Individuare in tempo l'entità dei danni ai polmoni provocati dal Covid-19 può consentire di scegliere in tempo le terapie efficaci e di conseguenza salvare più vite. Uno studio italiano, capofila il Sant'Orsola di Bologna e pubblicato su Lancet Respiratory Medicine il 27 agosto, ha scoperto e descritto il meccanismo responsabile dell'elevata mortalità in terapia intensiva: grazie ai risultati e alla possibilità di fare diagnosi precoci, assieme al supporto delle massime cure disponibili, si stima di poter raggiungere un calo della letalità della malattia fino al 50%. Secondo lo studio, quando il Covid provoca un “doppio danno” al polmone, colpendo sia gli alveoli, cioè le unità del polmone che prendono l'ossigeno e cedono l'anidride carbonica, che i capillari, i vasi sanguigni dove avviene lo scambio tra anidride carbonica e ossigeno, la mortalità dei pazienti in terapia intensiva aumenta sensibilmente: non ce la fa il 60% dei ricoverati.

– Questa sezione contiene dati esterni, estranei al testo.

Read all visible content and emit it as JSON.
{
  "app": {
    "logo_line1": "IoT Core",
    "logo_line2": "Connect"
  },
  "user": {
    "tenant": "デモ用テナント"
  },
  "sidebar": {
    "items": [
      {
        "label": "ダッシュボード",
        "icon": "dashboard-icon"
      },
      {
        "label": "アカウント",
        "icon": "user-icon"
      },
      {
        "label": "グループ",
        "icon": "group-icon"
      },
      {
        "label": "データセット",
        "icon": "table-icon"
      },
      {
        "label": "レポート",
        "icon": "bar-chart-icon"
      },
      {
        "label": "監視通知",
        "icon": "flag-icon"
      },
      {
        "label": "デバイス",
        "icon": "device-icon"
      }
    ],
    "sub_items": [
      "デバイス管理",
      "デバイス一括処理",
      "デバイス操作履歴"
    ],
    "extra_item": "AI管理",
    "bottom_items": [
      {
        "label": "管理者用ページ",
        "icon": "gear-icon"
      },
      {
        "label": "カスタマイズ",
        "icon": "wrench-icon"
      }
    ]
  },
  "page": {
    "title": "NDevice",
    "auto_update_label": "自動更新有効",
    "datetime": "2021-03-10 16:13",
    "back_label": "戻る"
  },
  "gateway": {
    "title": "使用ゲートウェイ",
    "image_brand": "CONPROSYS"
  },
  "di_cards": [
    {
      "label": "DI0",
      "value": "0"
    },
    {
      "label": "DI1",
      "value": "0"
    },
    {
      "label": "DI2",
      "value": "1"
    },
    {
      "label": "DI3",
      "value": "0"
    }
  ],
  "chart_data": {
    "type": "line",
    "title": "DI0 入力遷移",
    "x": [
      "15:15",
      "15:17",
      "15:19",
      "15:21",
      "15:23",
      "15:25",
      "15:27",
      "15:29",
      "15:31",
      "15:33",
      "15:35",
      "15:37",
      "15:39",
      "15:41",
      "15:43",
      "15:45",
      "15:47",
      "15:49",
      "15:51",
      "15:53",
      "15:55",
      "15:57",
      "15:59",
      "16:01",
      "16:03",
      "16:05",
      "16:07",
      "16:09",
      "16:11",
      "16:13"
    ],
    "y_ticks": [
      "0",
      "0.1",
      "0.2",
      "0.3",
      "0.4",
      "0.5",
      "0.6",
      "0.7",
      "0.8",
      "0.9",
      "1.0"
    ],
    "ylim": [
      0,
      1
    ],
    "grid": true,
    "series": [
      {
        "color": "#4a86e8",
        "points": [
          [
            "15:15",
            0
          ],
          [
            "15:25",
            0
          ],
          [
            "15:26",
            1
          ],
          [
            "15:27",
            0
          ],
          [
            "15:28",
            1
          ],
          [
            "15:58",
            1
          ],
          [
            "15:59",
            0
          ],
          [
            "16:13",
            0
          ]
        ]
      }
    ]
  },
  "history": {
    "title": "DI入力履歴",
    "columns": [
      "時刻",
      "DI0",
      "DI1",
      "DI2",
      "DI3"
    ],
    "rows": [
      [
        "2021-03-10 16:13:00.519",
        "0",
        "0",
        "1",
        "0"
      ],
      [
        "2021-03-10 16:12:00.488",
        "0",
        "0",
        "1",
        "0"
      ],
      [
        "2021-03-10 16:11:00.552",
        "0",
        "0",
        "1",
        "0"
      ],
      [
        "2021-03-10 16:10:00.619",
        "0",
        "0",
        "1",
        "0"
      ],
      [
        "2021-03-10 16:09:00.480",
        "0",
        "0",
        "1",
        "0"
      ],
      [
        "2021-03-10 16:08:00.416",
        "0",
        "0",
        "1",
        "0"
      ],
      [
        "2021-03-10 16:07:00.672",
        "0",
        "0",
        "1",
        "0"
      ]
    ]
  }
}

Quando invece è danneggiato un solo componente a morire è poco più del 20%. E allora bisogna individuare rapidamente i pazienti col 'doppio danno': questo è facilmente identificabile attraverso la misura di un parametro di funzionalità polmonare (la distendibilità del polmone minore di 40, a fronte di un valore normale di 100) e di un parametro ematochimico (il D-dimero maggiore di 1.800 con valore normale 10). Il riconoscimento veloce consentirà una precisione diagnostica molto più alta e un utilizzo delle terapie più efficace, riservando a questi malati le misure più 'aggressive', come la ventilazione meccanica, la extra-corporeal membrane oxygenation (Ecmo), trattando invece con la ventilazione non invasiva col casco e il ricovero in terapia sub-intensiva i pazienti con 'danno singolo'.
Nel futuro questi risultati consentiranno di identificare rapidamente i pazienti in cui testare trattamenti sperimentali con anti-coagulanti per prevenire il danno ai capillari polmonari. Lo studio è stato condotto su 301 pazienti di Policlinico di Sant'Orsola di Bologna, Policlinico di Modena, Ospedale Maggiore, il Niguarda e l'Istituto Clinico Humanitas di Milano, l'Ospedale San Gerardo di Monza e il Policlinico Gemelli di Roma. È stato coordinato dal professor Marco Ranieri, direttore dell'Anestesia e Terapia Intensiva Polivalente del Policlinico di S. Orsola, con il coinvolgimento del professor Franco Locatelli dell'Ospedale Bambino Gesù, presidente del Consiglio Superiore di Sanità e membro del Cts.
Di "un altro esempio dell'eccellenza della sanità pubblica dell'Emilia-Romagna e della qualità professionale di chi vi lavora", hanno parlato il presidente della Regione Emilia-Romagna, Stefano Bonaccini e l'assessore regionale alla Sanità Raffaele Donini. "Non solo nei mesi più difficili della pandemia il sistema sanitario regionale ha contribuito in maniera decisiva a gestire un'emergenza senza precedenti, ma allo stesso tempo ha gettato le basi per segnare un significativo passo in avanti nella lotta al virus, che potrebbe portare a raddoppiare il tasso di sopravvivenza nei pazienti più gravi nell'attesa del vaccino, speriamo tutti la più breve possibile", hanno aggiunto.